Behavioral Interviewing
Behavioral Interviewing is a teachable skill that will turn your team into a more effective and scalable recruiting engine. Often, interviews focus on what a person knows. Unfortunately there is a gap between what a person knows and what he or she does. Behavioral interviewing is a key skill that should be adopted by at least a subset of your organization, so that the missing key strategic skills identified in your gaps analysis can be brought into your team.
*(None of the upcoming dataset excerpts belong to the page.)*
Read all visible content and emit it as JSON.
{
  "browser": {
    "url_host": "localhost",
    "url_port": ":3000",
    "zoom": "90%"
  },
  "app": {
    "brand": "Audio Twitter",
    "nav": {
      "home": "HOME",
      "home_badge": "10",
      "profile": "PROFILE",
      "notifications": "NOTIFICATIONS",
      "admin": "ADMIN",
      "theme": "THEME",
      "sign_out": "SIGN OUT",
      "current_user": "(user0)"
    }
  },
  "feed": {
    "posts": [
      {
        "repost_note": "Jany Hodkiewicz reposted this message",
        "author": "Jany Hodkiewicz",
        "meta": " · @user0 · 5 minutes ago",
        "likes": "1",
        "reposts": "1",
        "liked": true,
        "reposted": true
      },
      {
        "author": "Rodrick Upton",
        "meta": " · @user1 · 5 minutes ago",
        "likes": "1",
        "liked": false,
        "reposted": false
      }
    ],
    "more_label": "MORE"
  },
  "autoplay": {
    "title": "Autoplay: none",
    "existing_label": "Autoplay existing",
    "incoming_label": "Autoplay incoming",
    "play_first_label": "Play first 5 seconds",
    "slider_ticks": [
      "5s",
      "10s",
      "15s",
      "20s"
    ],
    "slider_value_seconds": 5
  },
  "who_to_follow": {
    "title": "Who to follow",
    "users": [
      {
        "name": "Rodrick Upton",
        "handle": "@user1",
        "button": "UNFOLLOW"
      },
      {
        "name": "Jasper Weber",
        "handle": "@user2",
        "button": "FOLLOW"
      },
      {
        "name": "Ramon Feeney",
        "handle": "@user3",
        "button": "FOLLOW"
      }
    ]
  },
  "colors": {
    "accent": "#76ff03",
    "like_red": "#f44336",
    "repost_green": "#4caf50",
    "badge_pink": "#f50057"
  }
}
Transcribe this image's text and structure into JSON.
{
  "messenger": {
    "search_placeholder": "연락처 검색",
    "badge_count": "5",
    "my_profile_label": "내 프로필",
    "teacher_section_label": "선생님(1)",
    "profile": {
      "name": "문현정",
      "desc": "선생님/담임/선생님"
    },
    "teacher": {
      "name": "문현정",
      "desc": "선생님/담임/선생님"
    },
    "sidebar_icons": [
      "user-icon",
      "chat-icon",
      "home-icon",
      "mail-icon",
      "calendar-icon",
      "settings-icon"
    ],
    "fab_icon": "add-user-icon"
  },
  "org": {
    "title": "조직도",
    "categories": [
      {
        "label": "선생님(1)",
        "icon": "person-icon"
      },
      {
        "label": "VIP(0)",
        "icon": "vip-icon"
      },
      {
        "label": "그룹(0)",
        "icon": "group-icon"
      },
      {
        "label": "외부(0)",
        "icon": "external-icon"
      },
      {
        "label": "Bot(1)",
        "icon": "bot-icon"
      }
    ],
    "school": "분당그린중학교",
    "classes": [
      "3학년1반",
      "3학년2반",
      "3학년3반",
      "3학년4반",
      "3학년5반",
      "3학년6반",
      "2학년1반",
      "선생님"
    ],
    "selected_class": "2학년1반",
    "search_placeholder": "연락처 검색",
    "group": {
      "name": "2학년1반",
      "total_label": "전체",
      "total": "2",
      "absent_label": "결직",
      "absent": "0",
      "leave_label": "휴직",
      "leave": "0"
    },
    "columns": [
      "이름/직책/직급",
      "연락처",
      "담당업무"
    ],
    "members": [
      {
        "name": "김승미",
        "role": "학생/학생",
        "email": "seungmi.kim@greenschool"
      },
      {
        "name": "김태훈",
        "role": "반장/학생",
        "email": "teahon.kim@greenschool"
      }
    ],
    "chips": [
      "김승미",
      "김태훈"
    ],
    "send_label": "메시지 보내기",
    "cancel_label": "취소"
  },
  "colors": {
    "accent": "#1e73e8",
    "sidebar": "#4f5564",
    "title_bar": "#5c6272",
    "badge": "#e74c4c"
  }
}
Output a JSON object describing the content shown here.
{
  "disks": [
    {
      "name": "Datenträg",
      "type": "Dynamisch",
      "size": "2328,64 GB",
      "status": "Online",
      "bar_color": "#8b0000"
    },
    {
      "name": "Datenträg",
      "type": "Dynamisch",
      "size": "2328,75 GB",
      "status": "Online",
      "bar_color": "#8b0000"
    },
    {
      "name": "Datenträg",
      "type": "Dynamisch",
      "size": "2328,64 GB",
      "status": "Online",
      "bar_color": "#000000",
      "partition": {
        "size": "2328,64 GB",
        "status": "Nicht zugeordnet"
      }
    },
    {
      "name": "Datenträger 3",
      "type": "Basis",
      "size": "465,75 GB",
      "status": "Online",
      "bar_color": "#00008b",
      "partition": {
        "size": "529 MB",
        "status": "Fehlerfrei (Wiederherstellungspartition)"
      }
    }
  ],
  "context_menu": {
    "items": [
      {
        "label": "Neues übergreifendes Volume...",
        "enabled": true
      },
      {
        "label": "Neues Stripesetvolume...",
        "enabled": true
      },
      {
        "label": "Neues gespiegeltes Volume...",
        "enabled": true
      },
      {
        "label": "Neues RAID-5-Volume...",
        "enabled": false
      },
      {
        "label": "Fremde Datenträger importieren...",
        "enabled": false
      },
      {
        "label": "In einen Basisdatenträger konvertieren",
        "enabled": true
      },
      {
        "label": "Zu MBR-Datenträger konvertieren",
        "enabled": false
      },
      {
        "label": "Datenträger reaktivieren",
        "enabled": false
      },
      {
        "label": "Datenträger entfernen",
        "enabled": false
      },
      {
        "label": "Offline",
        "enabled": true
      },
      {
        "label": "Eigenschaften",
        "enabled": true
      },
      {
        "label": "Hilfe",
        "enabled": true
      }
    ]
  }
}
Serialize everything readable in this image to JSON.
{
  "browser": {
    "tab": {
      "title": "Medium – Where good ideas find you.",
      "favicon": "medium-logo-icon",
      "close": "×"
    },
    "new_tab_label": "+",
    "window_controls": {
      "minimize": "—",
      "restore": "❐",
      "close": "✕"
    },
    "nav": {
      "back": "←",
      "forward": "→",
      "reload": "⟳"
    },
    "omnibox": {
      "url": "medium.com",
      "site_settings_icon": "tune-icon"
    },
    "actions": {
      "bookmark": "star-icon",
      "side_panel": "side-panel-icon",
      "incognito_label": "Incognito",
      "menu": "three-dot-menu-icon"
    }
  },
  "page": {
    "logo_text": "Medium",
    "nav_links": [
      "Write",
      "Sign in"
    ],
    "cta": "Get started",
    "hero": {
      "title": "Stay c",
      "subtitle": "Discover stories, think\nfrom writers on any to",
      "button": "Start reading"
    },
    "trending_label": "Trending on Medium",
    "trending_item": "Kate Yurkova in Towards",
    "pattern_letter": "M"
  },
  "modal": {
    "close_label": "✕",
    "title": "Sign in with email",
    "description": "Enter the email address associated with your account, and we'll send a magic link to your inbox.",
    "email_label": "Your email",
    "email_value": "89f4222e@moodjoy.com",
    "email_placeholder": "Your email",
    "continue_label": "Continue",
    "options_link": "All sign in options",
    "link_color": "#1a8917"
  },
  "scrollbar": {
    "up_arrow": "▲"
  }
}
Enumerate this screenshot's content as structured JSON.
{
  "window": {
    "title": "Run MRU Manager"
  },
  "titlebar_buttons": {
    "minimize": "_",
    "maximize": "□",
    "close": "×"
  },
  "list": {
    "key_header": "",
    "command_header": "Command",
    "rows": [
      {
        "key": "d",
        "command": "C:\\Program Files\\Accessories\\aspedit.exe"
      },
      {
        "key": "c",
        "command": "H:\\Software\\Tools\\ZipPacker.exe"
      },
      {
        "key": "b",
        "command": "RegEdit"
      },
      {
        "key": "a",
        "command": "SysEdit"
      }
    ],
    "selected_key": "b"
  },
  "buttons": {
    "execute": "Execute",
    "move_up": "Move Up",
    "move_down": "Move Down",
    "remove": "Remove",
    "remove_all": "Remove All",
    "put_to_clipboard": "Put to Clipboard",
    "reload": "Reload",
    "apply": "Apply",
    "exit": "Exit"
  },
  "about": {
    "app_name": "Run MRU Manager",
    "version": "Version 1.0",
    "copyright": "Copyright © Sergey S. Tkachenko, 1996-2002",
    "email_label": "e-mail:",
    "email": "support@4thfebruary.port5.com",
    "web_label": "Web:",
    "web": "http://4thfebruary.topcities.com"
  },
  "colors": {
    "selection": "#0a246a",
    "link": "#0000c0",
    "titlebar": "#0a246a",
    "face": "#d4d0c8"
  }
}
There are two main parts to implementation: (1) determine the right set of skills for each position, (2) learn how to ask open ended questions for specific experience in the candidate's history, and continue to press for more details if the candidate does not provide them.
We can help you identify the gaps and the key skills required for various positions, and we can train your team to use these techniques.
Challenge: A client had to grow adding one person a week for 6 months.
Action: The key skills were identified for each of the new hires; this was a list of 6 technical skills and 6 behaviors. Typical behaviors were leadership, communication, persistence, planning, political savvy, and tolerance of ambiguity. For each interview, each of the skills/behaviors were assessed by two people. The objective is to rate each skill on a very unambiguous scale, each of which is preceded by "evidence shows"... [does not have skill, weak in skill, has skill, excels at skill, insufficient evidence]. In the end each candidate got a scorecard for each skill to be analyzed., and candidates can very quickly be compared. If there was outlying data, we went back to the interviewer to try to determine if it was the candidate or the interviewer, and in the end make risk based decisions based on the data.
Result: We made a few hires that didn't fit, below 5% or so that we felt was quite good considering the numbers we had to hire.